Heute verfügbare Spaltlampen sind für das Prinzip der fokalen Beleuchtung optimiert. Für die klinische Arbeit resultiert eine praktisch intuitive Bedienung der Spaltlampe. Allerdings verzichtet man durch das starre Bauprinzip auf weitergehende Anwendungen, die im vorliegenden Film (online verfügbar) erstmals zusammenfassend vorgestellt werden.

Methoden

Zunächst wird das klassische Einsatzspektrum der Spaltlampe aufgezeigt.
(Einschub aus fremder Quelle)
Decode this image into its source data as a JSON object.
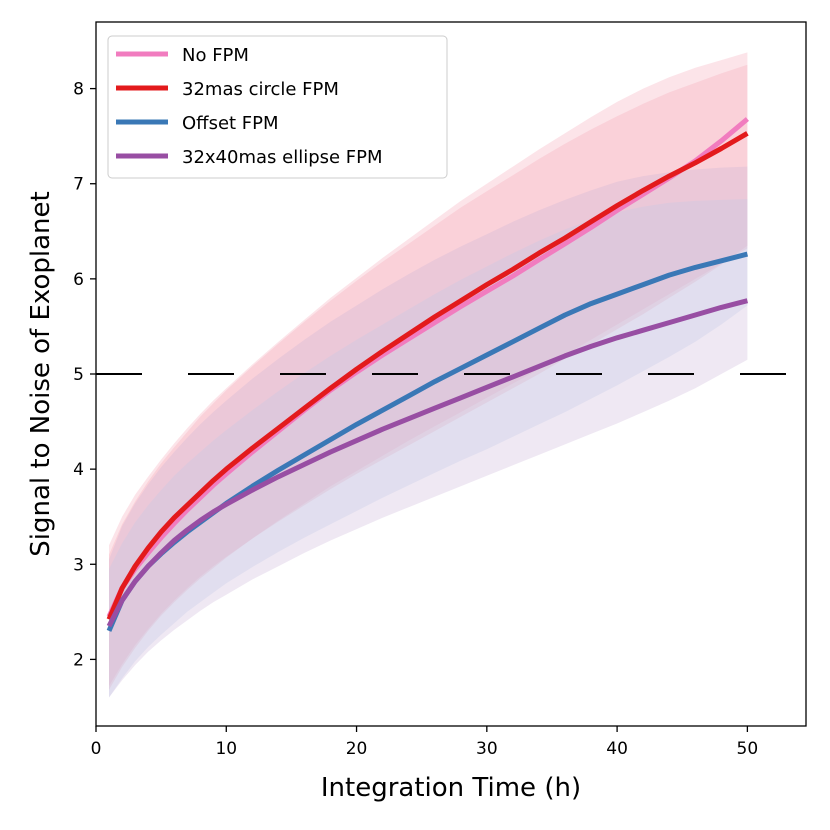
{
  "chart_data": {
    "type": "line",
    "title": "",
    "xlabel": "Integration Time (h)",
    "ylabel": "Signal to Noise of Exoplanet",
    "xlim": [
      0,
      54.5
    ],
    "ylim": [
      1.3,
      8.7
    ],
    "xticks": [
      0,
      10,
      20,
      30,
      40,
      50
    ],
    "yticks": [
      2,
      3,
      4,
      5,
      6,
      7,
      8
    ],
    "grid": false,
    "legend_position": "top-left",
    "threshold": {
      "y": 5,
      "style": "dashed",
      "color": "#000000"
    },
    "x": [
      1,
      2,
      3,
      4,
      5,
      6,
      7,
      8,
      9,
      10,
      12,
      14,
      16,
      18,
      20,
      22,
      24,
      26,
      28,
      30,
      32,
      34,
      36,
      38,
      40,
      42,
      44,
      46,
      48,
      50
    ],
    "series": [
      {
        "name": "No FPM",
        "color": "#f17cbf",
        "band_color": "#f6a5b5",
        "values": [
          2.45,
          2.75,
          2.95,
          3.12,
          3.28,
          3.43,
          3.57,
          3.7,
          3.83,
          3.95,
          4.18,
          4.4,
          4.62,
          4.83,
          5.02,
          5.2,
          5.37,
          5.54,
          5.71,
          5.87,
          6.03,
          6.2,
          6.37,
          6.54,
          6.72,
          6.89,
          7.06,
          7.24,
          7.45,
          7.68
        ],
        "lower": [
          1.72,
          1.95,
          2.15,
          2.32,
          2.48,
          2.62,
          2.75,
          2.87,
          2.98,
          3.08,
          3.27,
          3.45,
          3.62,
          3.79,
          3.95,
          4.1,
          4.25,
          4.4,
          4.55,
          4.7,
          4.85,
          5.0,
          5.16,
          5.31,
          5.47,
          5.63,
          5.8,
          5.97,
          6.15,
          6.35
        ],
        "upper": [
          3.2,
          3.5,
          3.73,
          3.92,
          4.1,
          4.27,
          4.43,
          4.58,
          4.72,
          4.85,
          5.1,
          5.34,
          5.57,
          5.8,
          6.01,
          6.22,
          6.42,
          6.62,
          6.82,
          7.0,
          7.18,
          7.36,
          7.53,
          7.7,
          7.86,
          8.0,
          8.12,
          8.22,
          8.3,
          8.38
        ]
      },
      {
        "name": "32mas circle FPM",
        "color": "#e31a1c",
        "band_color": "#f6a5b5",
        "values": [
          2.42,
          2.75,
          2.98,
          3.17,
          3.34,
          3.49,
          3.62,
          3.75,
          3.88,
          4.0,
          4.22,
          4.43,
          4.64,
          4.85,
          5.05,
          5.24,
          5.42,
          5.6,
          5.77,
          5.94,
          6.1,
          6.27,
          6.43,
          6.6,
          6.77,
          6.93,
          7.08,
          7.22,
          7.37,
          7.53
        ],
        "lower": [
          1.68,
          1.92,
          2.12,
          2.3,
          2.46,
          2.6,
          2.73,
          2.85,
          2.96,
          3.07,
          3.27,
          3.46,
          3.64,
          3.82,
          3.98,
          4.14,
          4.3,
          4.45,
          4.6,
          4.75,
          4.9,
          5.05,
          5.2,
          5.36,
          5.52,
          5.68,
          5.84,
          6.0,
          6.16,
          6.32
        ],
        "upper": [
          3.1,
          3.42,
          3.66,
          3.87,
          4.06,
          4.23,
          4.39,
          4.55,
          4.69,
          4.83,
          5.08,
          5.32,
          5.55,
          5.77,
          5.98,
          6.18,
          6.37,
          6.56,
          6.75,
          6.92,
          7.09,
          7.26,
          7.42,
          7.57,
          7.71,
          7.84,
          7.96,
          8.06,
          8.16,
          8.25
        ]
      },
      {
        "name": "Offset FPM",
        "color": "#3a78b6",
        "band_color": "#bdd0ea",
        "values": [
          2.3,
          2.62,
          2.82,
          2.98,
          3.11,
          3.23,
          3.34,
          3.44,
          3.54,
          3.64,
          3.82,
          3.99,
          4.15,
          4.31,
          4.47,
          4.62,
          4.77,
          4.92,
          5.06,
          5.2,
          5.34,
          5.48,
          5.62,
          5.74,
          5.84,
          5.94,
          6.04,
          6.12,
          6.19,
          6.26
        ],
        "lower": [
          1.6,
          1.8,
          1.98,
          2.13,
          2.26,
          2.38,
          2.5,
          2.6,
          2.7,
          2.8,
          2.97,
          3.13,
          3.28,
          3.42,
          3.56,
          3.7,
          3.83,
          3.96,
          4.09,
          4.21,
          4.34,
          4.47,
          4.6,
          4.74,
          4.88,
          5.03,
          5.18,
          5.34,
          5.52,
          5.72
        ],
        "upper": [
          2.95,
          3.22,
          3.44,
          3.62,
          3.78,
          3.93,
          4.06,
          4.18,
          4.3,
          4.41,
          4.62,
          4.82,
          5.01,
          5.19,
          5.36,
          5.52,
          5.68,
          5.84,
          5.99,
          6.13,
          6.27,
          6.4,
          6.52,
          6.62,
          6.7,
          6.76,
          6.8,
          6.82,
          6.83,
          6.84
        ]
      },
      {
        "name": "32x40mas ellipse FPM",
        "color": "#984ea3",
        "band_color": "#cbb2d6",
        "values": [
          2.35,
          2.62,
          2.82,
          2.98,
          3.12,
          3.25,
          3.36,
          3.46,
          3.55,
          3.63,
          3.78,
          3.92,
          4.05,
          4.18,
          4.3,
          4.42,
          4.53,
          4.64,
          4.75,
          4.86,
          4.97,
          5.08,
          5.19,
          5.29,
          5.38,
          5.46,
          5.54,
          5.62,
          5.7,
          5.77
        ],
        "lower": [
          1.6,
          1.78,
          1.94,
          2.08,
          2.2,
          2.31,
          2.41,
          2.51,
          2.6,
          2.68,
          2.84,
          2.98,
          3.12,
          3.25,
          3.37,
          3.49,
          3.6,
          3.71,
          3.82,
          3.93,
          4.04,
          4.15,
          4.26,
          4.37,
          4.48,
          4.6,
          4.72,
          4.85,
          5.0,
          5.15
        ],
        "upper": [
          3.05,
          3.4,
          3.64,
          3.84,
          4.02,
          4.18,
          4.33,
          4.47,
          4.6,
          4.72,
          4.95,
          5.16,
          5.36,
          5.55,
          5.72,
          5.89,
          6.05,
          6.2,
          6.34,
          6.47,
          6.6,
          6.72,
          6.83,
          6.93,
          7.02,
          7.08,
          7.12,
          7.15,
          7.17,
          7.18
        ]
      }
    ]
  }
}
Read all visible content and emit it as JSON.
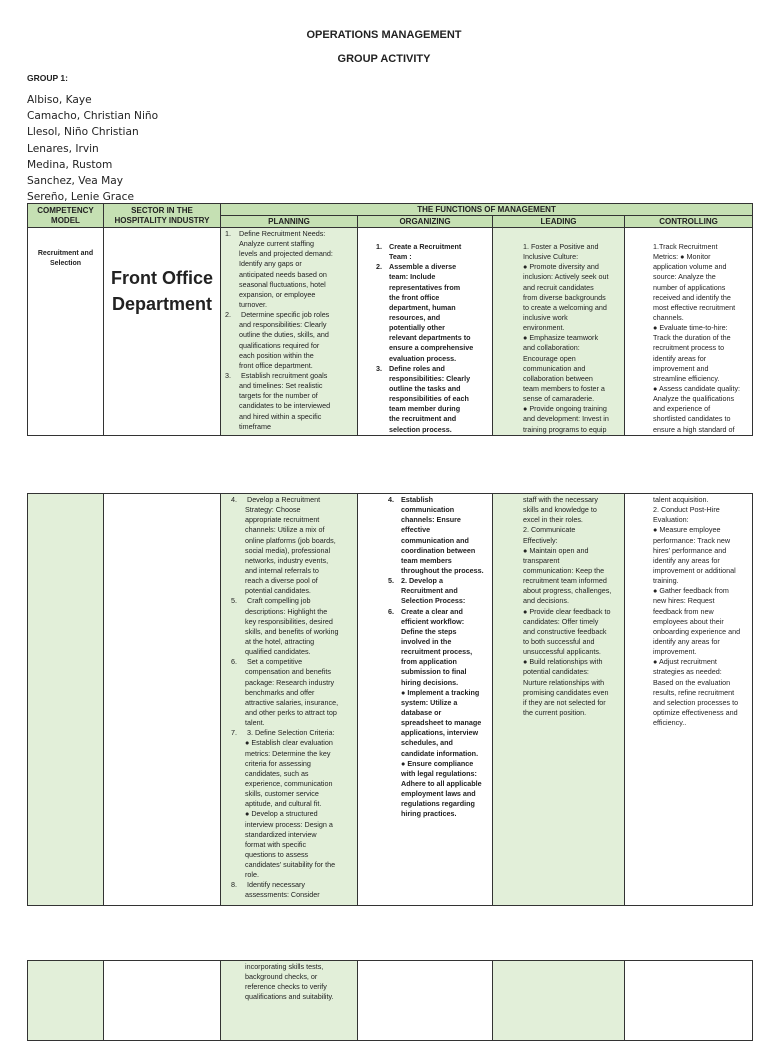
{
  "header": {
    "title": "OPERATIONS MANAGEMENT",
    "subtitle": "GROUP ACTIVITY",
    "group": "GROUP 1:"
  },
  "members": [
    "Albiso, Kaye",
    "Camacho, Christian Niño",
    "Llesol, Niño Christian",
    "Lenares, Irvin",
    "Medina, Rustom",
    "Sanchez, Vea May",
    "Sereño, Lenie Grace"
  ],
  "colors": {
    "header_green": "#c5e0b3",
    "cell_green": "#e2efd9"
  },
  "table": {
    "headers": {
      "competency": "COMPETENCY MODEL",
      "sector": "SECTOR IN THE HOSPITALITY INDUSTRY",
      "functions": "THE FUNCTIONS OF MANAGEMENT",
      "planning": "PLANNING",
      "organizing": "ORGANIZING",
      "leading": "LEADING",
      "controlling": "CONTROLLING"
    },
    "competency": [
      "Recruitment and",
      "Selection"
    ],
    "sector": [
      "Front Office",
      "Department"
    ],
    "pages": [
      {
        "planning": [
          "1.|Define Recruitment Needs:",
          "Analyze current staffing",
          "levels and projected demand:",
          "Identify any gaps or",
          "anticipated needs based on",
          "seasonal fluctuations, hotel",
          "expansion, or employee",
          "turnover.",
          "2.| Determine specific job roles",
          "and responsibilities: Clearly",
          "outline the duties, skills, and",
          "qualifications required for",
          "each position within the",
          "front office department.",
          "3.| Establish recruitment goals",
          "and timelines: Set realistic",
          "targets for the number of",
          "candidates to be interviewed",
          "and hired within a specific",
          "timeframe"
        ],
        "organizing": [
          "1.|Create a Recruitment",
          "Team :",
          "2.|Assemble a diverse",
          "team: Include",
          "representatives from",
          "the front office",
          "department, human",
          "resources, and",
          "potentially other",
          "relevant departments to",
          "ensure a comprehensive",
          "evaluation process.",
          "3.|Define roles and",
          "responsibilities: Clearly",
          "outline the tasks and",
          "responsibilities of each",
          "team member during",
          "the recruitment and",
          "selection process."
        ],
        "leading": [
          "1. Foster a Positive and",
          "Inclusive Culture:",
          " ● Promote diversity and",
          "inclusion: Actively seek out",
          "and recruit candidates",
          "from diverse backgrounds",
          "to create a welcoming and",
          "inclusive work",
          "environment.",
          " ● Emphasize teamwork",
          "and collaboration:",
          "Encourage open",
          "communication and",
          "collaboration between",
          "team members to foster a",
          "sense of camaraderie.",
          "● Provide ongoing training",
          "and development: Invest in",
          "training programs to equip"
        ],
        "controlling": [
          "1.Track Recruitment",
          "Metrics: ● Monitor",
          "application volume and",
          "source: Analyze the",
          "number of applications",
          "received and identify the",
          "most effective recruitment",
          "channels.",
          "● Evaluate time-to-hire:",
          "Track the duration of the",
          "recruitment process to",
          "identify areas for",
          "improvement and",
          "streamline efficiency.",
          "● Assess candidate quality:",
          "Analyze the qualifications",
          "and experience of",
          "shortlisted candidates to",
          "ensure a high standard of"
        ]
      },
      {
        "planning": [
          "4.| Develop a Recruitment",
          "Strategy:  Choose",
          "appropriate recruitment",
          "channels: Utilize a mix of",
          "online platforms (job boards,",
          "social media), professional",
          "networks, industry events,",
          "and internal referrals to",
          "reach a diverse pool of",
          "potential candidates.",
          "5.| Craft compelling job",
          "descriptions: Highlight the",
          "key responsibilities, desired",
          "skills, and benefits of working",
          "at the hotel, attracting",
          "qualified candidates.",
          "6.| Set a competitive",
          "compensation and benefits",
          "package: Research industry",
          "benchmarks and offer",
          "attractive salaries, insurance,",
          "and other perks to attract top",
          "talent.",
          "7.| 3. Define Selection Criteria:",
          "● Establish clear evaluation",
          "metrics: Determine the key",
          "criteria for assessing",
          "candidates, such as",
          "experience, communication",
          "skills, customer service",
          "aptitude, and cultural fit.",
          "● Develop a structured",
          "interview process: Design a",
          "standardized interview",
          "format with specific",
          "questions to assess",
          "candidates' suitability for the",
          "role.",
          "8.| Identify necessary",
          "assessments: Consider"
        ],
        "organizing": [
          "4.|Establish",
          "communication",
          "channels: Ensure",
          "effective",
          "communication and",
          "coordination between",
          "team members",
          "throughout the process.",
          "5.|2. Develop a",
          "Recruitment and",
          "Selection Process:",
          "6.|Create a clear and",
          "efficient workflow:",
          "Define the steps",
          "involved in the",
          "recruitment process,",
          "from application",
          "submission to final",
          "hiring decisions.",
          "● Implement a tracking",
          "system: Utilize a",
          "database or",
          "spreadsheet to manage",
          "applications, interview",
          "schedules, and",
          "candidate information.",
          "● Ensure compliance",
          "with legal regulations:",
          "Adhere to all applicable",
          "employment laws and",
          "regulations regarding",
          "hiring practices."
        ],
        "leading": [
          "staff with the necessary",
          "skills and knowledge to",
          "excel in their roles.",
          "2. Communicate",
          "Effectively:",
          "● Maintain open and",
          "transparent",
          "communication: Keep the",
          "recruitment team informed",
          "about progress, challenges,",
          "and decisions.",
          "● Provide clear feedback to",
          "candidates: Offer timely",
          "and constructive feedback",
          "to both successful and",
          "unsuccessful applicants.",
          " ● Build relationships with",
          "potential candidates:",
          "Nurture relationships with",
          "promising candidates even",
          "if they are not selected for",
          "the current position."
        ],
        "controlling": [
          "talent acquisition.",
          "2. Conduct Post-Hire",
          "Evaluation:",
          "● Measure employee",
          "performance: Track new",
          "hires' performance and",
          "identify any areas for",
          "improvement or additional",
          "training.",
          "● Gather feedback from",
          "new hires: Request",
          "feedback from new",
          "employees about their",
          "onboarding experience and",
          "identify any areas for",
          "improvement.",
          "● Adjust recruitment",
          "strategies as needed:",
          "Based on the evaluation",
          "results, refine recruitment",
          "and selection processes to",
          "optimize effectiveness and",
          "efficiency.."
        ]
      },
      {
        "planning": [
          "incorporating skills tests,",
          "background checks, or",
          "reference checks to verify",
          "qualifications and suitability."
        ],
        "organizing": [],
        "leading": [],
        "controlling": []
      }
    ]
  }
}
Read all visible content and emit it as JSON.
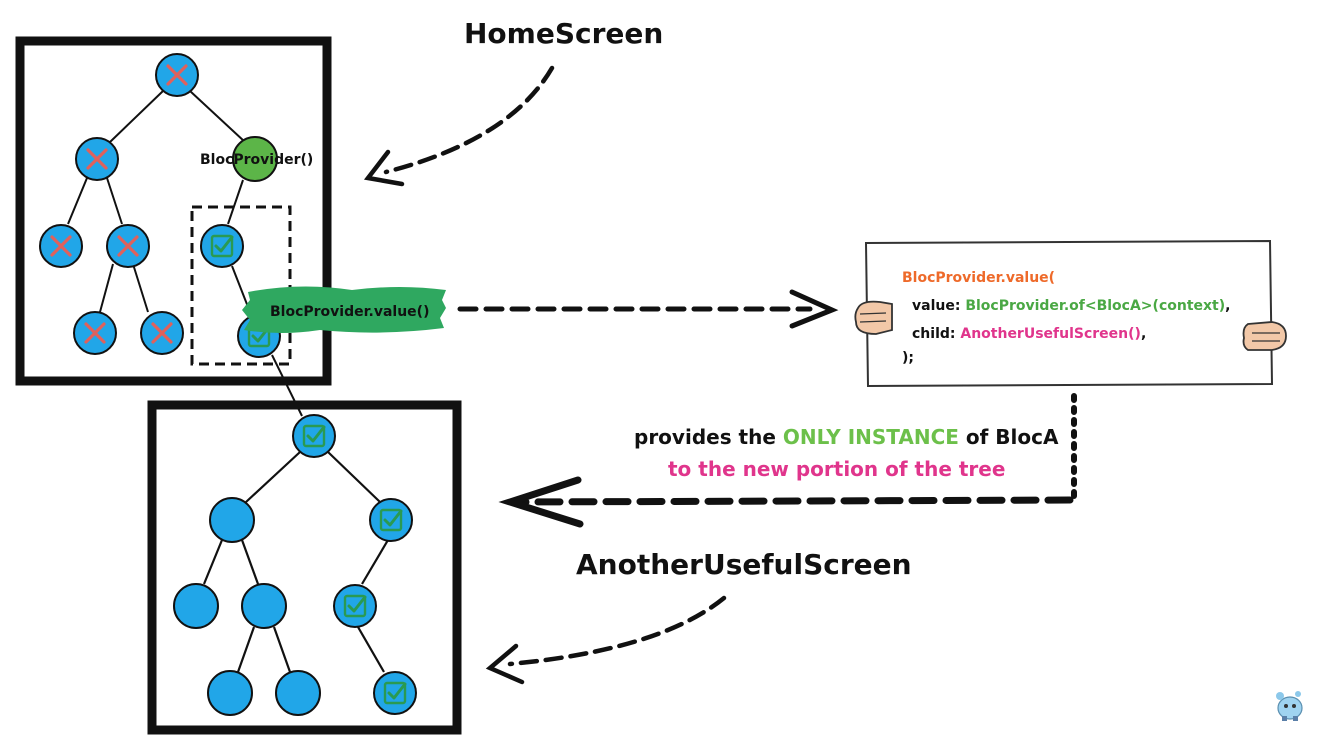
{
  "titles": {
    "home_screen": "HomeScreen",
    "another_screen": "AnotherUsefulScreen"
  },
  "labels": {
    "bloc_provider": "BlocProvider()",
    "bloc_provider_value": "BlocProvider.value()"
  },
  "code_card": {
    "line1": "BlocProvider.value(",
    "line2_key": "value: ",
    "line2_val_a": "BlocProvider.of",
    "line2_val_b": "<BlocA>",
    "line2_val_c": "(context)",
    "line2_tail": ",",
    "line3_key": "child: ",
    "line3_val": "AnotherUsefulScreen()",
    "line3_tail": ",",
    "line4": ");"
  },
  "caption": {
    "part1": "provides the ",
    "part2": "ONLY INSTANCE",
    "part3": " of BlocA",
    "line2": "to the new portion of the tree"
  },
  "colors": {
    "node_blue": "#21a6e8",
    "node_green": "#5cb548",
    "cross_red": "#e0615c",
    "check_green": "#2a9a52",
    "code_orange": "#ee6a2a",
    "code_green": "#4aa844",
    "code_pink": "#e0358c",
    "caption_green": "#6cc04a",
    "caption_pink": "#e0358c",
    "highlight_green": "#2fa860"
  }
}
Anschließend wird erläutert, wie moderne Methoden der Bildbearbeitung, aber auch einfache Veränderungen an der Beleuchtungs- und Beobachtungsoptik der Spaltlampe neue Perspektiven in Diagnostik und Dokumentation eröffnen.

Ergebnisse

Bei herkömmlicher Nutzung von Beleuchtung und Beobachtung kann man mithilfe des frei verfügbaren Bildverarbeitungsprogrammes Hugin größere Panoramen der vorderen Augenabschnitte erstellen. Durch Verwendung eines Ophthalmoskops als Lichtquelle kann man mit der unveränderten Beobachtungseinrichtung der Spaltlampe aus der Anordnung der Purkinje-Bilder 1, 2 und 4 die Frühdiagnose eines Keratokonus stellen. Mit gleicher Anordnung lässt sich auch ein relatives afferentes Pupillendefizit zuverlässig ermitteln. Verändert man die Beobachtungsoptik durch Vorhalten „korrigierender Konkavlinsen“ vor die Objektivlinse der Spaltlampe, kann man deren Fokusebene so verschieben, dass man okuloplastische und strabologische Befunde erfassen kann. Schließlich verdeutlicht der Film, dass die Spaltlampe derzeit weit unter den Möglichkeiten einer zukunftsgewandten Fundusvideografie bleibt.

Schlussfolgerung

Basierend auf der Kenntnis der optischen Grundlagen der Spaltlampe, können mittels Spaltlampenvideografie in allen wesentlichen Bereichen der Augenheilkunde Befunde angemessen dokumentiert werden. Vor allem für die klinische Arbeit des Hausaugenarztes eröffnen sich zahlreiche Dokumentationsmöglichkeiten.